Otwieramy istną pracowniczą puszkę pandory.

– Jeśli pracodawca musi dbać o warunki pracy, to czy będzie miał możliwość np. wejścia do mieszkania pracownika i sprawdzenia tych warunków? My uważamy, że tak, ale po zgodzie pracownika – mówi Siemienkiewicz. I dodaje, że roboczy projekt ustawy o pracy zdalnej nie wyklucza odpowiedzialności pracodawcy za wypadek pracownika. – Pracownik będzie miał prawo do świadczeń z ubezpieczenia chorobowego lub wypadkowego, jeśli dane zdarzenie zostanie uznane za wypadek. Obowiązek takiego ustalenia spoczywa na pracodawcy. Po to powołuje się specjalne zespoły powypadkowe, ale muszą one przeprowadzić oględziny miejsca zdarzenia, czyli domu pracownika – dodaje. 

Według Lorenc pracownik mający złą wolę mógłby obwinić pracodawcę o wypadek ze względu na nienależycie przygotowane miejsce pracy i domagać się od niego odszkodowania w pozwie cywilnym.

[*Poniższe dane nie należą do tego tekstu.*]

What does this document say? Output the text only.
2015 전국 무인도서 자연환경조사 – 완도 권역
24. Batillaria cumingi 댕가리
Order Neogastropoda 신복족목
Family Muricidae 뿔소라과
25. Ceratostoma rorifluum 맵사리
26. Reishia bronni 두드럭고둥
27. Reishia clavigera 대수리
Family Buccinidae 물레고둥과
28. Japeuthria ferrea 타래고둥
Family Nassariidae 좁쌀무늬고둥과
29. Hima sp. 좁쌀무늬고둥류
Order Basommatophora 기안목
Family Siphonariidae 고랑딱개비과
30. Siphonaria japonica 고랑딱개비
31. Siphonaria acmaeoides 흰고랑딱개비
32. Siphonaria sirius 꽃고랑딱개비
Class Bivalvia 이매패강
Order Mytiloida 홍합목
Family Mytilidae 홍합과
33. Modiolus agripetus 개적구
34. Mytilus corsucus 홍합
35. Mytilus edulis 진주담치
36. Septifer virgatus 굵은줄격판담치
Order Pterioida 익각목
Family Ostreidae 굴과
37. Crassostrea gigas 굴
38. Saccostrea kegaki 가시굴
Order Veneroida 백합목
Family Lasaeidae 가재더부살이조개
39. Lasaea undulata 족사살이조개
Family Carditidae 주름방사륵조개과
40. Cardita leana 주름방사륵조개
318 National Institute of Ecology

– Oznaczałoby to, że pracodawca musiałby mieć prawo do inspekcji miejsca pracy w mieszkaniu pracownika jeszcze przed rozpoczęciem przez niego pracy oraz w trakcie, aby sprawdzić, czy wszystko jest tam należycie zabezpieczone. Jak również ingerować w powierzchnię, gdy uzna je za nie dość bezpieczne tak, jakby to robił na terenie zakładu pracy. Ponieważ nie chcemy ingerować w prywatność pracowników, uważamy, że tę kwestię należy rozwiązać deklaracją pracownika, który oświadczałby, że ma warunki lokalowe i techniczne do pracy zdalnej, a przygotowane przez niego miejsce pracy spełnia normy BHP lub ewentualnie zewnętrzną certyfikacją obejmującą również sprawdzenie kompetencji cyfrowych – mówi Lorenc. 

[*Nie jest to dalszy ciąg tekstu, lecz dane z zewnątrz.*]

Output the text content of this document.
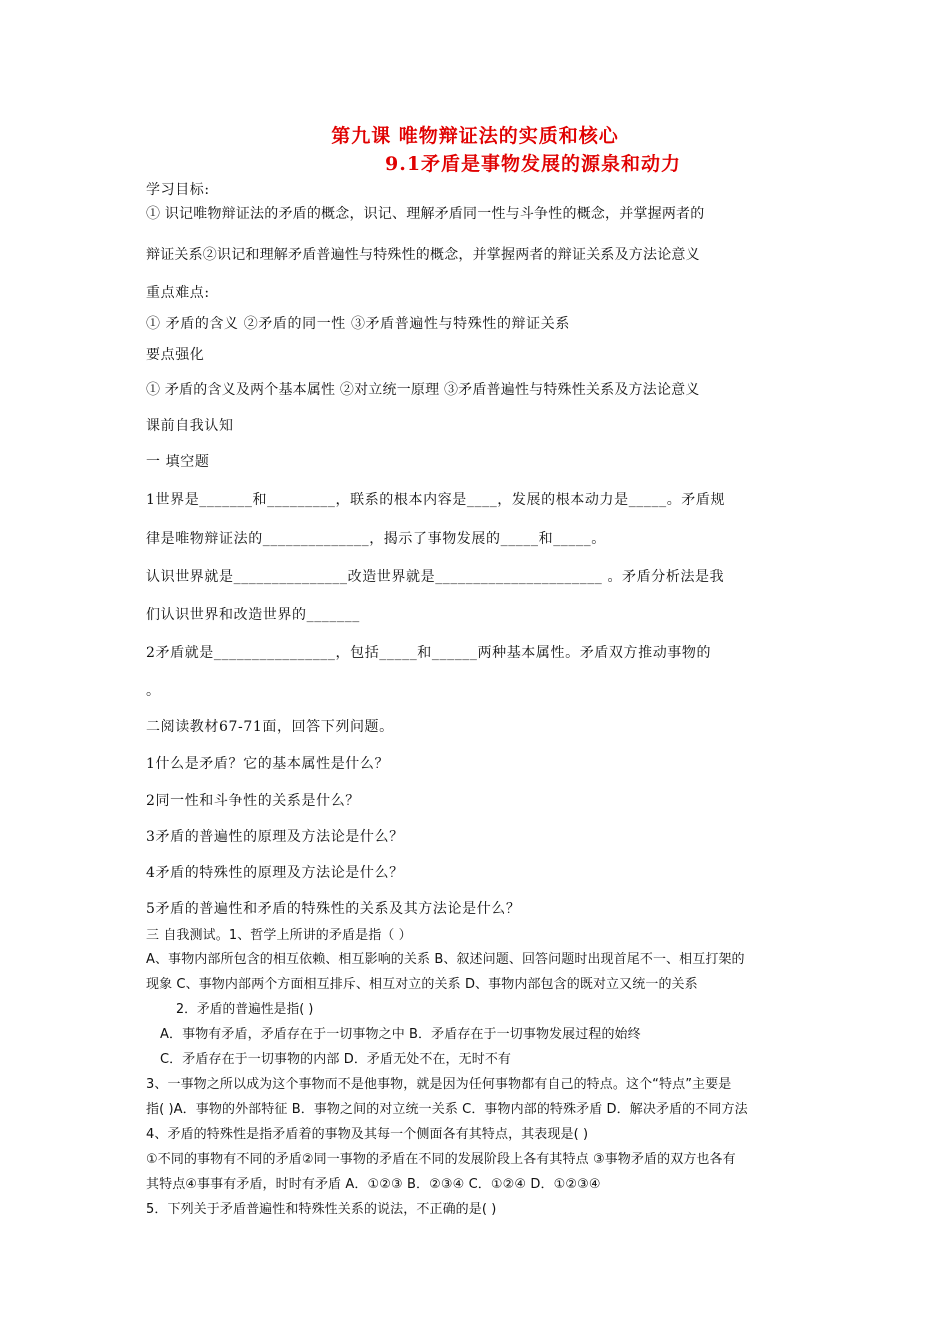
第九课 唯物辩证法的实质和核心
9.1矛盾是事物发展的源泉和动力
学习目标:
① 识记唯物辩证法的矛盾的概念，识记、理解矛盾同一性与斗争性的概念，并掌握两者的
辩证关系②识记和理解矛盾普遍性与特殊性的概念，并掌握两者的辩证关系及方法论意义
重点难点:
① 矛盾的含义 ②矛盾的同一性 ③矛盾普遍性与特殊性的辩证关系
要点强化
① 矛盾的含义及两个基本属性 ②对立统一原理 ③矛盾普遍性与特殊性关系及方法论意义
课前自我认知
一 填空题
1世界是_______和_________，联系的根本内容是____，发展的根本动力是_____。矛盾规
律是唯物辩证法的______________，揭示了事物发展的_____和_____。
认识世界就是_______________改造世界就是______________________ 。矛盾分析法是我
们认识世界和改造世界的_______
2矛盾就是________________，包括_____和______两种基本属性。矛盾双方推动事物的
。
二阅读教材67-71面，回答下列问题。
1什么是矛盾？它的基本属性是什么？
2同一性和斗争性的关系是什么？
3矛盾的普遍性的原理及方法论是什么？
4矛盾的特殊性的原理及方法论是什么？
5矛盾的普遍性和矛盾的特殊性的关系及其方法论是什么？
三 自我测试。1、哲学上所讲的矛盾是指（ ）
A、事物内部所包含的相互依赖、相互影响的关系 B、叙述问题、回答问题时出现首尾不一、相互打架的
现象 C、事物内部两个方面相互排斥、相互对立的关系 D、事物内部包含的既对立又统一的关系
2．矛盾的普遍性是指( )
A．事物有矛盾，矛盾存在于一切事物之中 B．矛盾存在于一切事物发展过程的始终
C．矛盾存在于一切事物的内部 D．矛盾无处不在，无时不有
3、一事物之所以成为这个事物而不是他事物，就是因为任何事物都有自己的特点。这个“特点”主要是
指( )A．事物的外部特征 B．事物之间的对立统一关系 C．事物内部的特殊矛盾 D．解决矛盾的不同方法
4、矛盾的特殊性是指矛盾着的事物及其每一个侧面各有其特点，其表现是( )
①不同的事物有不同的矛盾②同一事物的矛盾在不同的发展阶段上各有其特点 ③事物矛盾的双方也各有
其特点④事事有矛盾，时时有矛盾 A．①②③ B．②③④ C．①②④ D．①②③④
5．下列关于矛盾普遍性和特殊性关系的说法，不正确的是( )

Brzmi to wszystko bardzo logicznie. Ale brzmi także jak sposób na to, by pracodawcy po prostu zrzucili z siebie odpowiedzialność za pracownika. I tak to też widzą związkowcy. Według nich pracodawcy mogą zmuszać pracowników do podpisywania takich oświadczeń. – W naszej ocenie to rozwiązanie może doprowadzić do rozmontowania spójnego systemu ochrony wypadkowej – zapowiada Adamczyk. 

Prace nad tymi kwestiami idą w wolnym tempie. Choć wiceminister rozwoju, pracy i technologii Iwona Michałek zapowiadała, że projekt nowelizacji kodeksu pracy ma być po konsultacjach do końca marca, to właściwie nikt już nie wierzy w szybkie zmiany prawa. 

Najbardziej prawdopodobny termin wejścia nowych przepisów w życie? Początek przyszłego roku. Jeszcze się może okazać, że nawet przy obecnym tempie szczepień szybciej się skończy pandemia.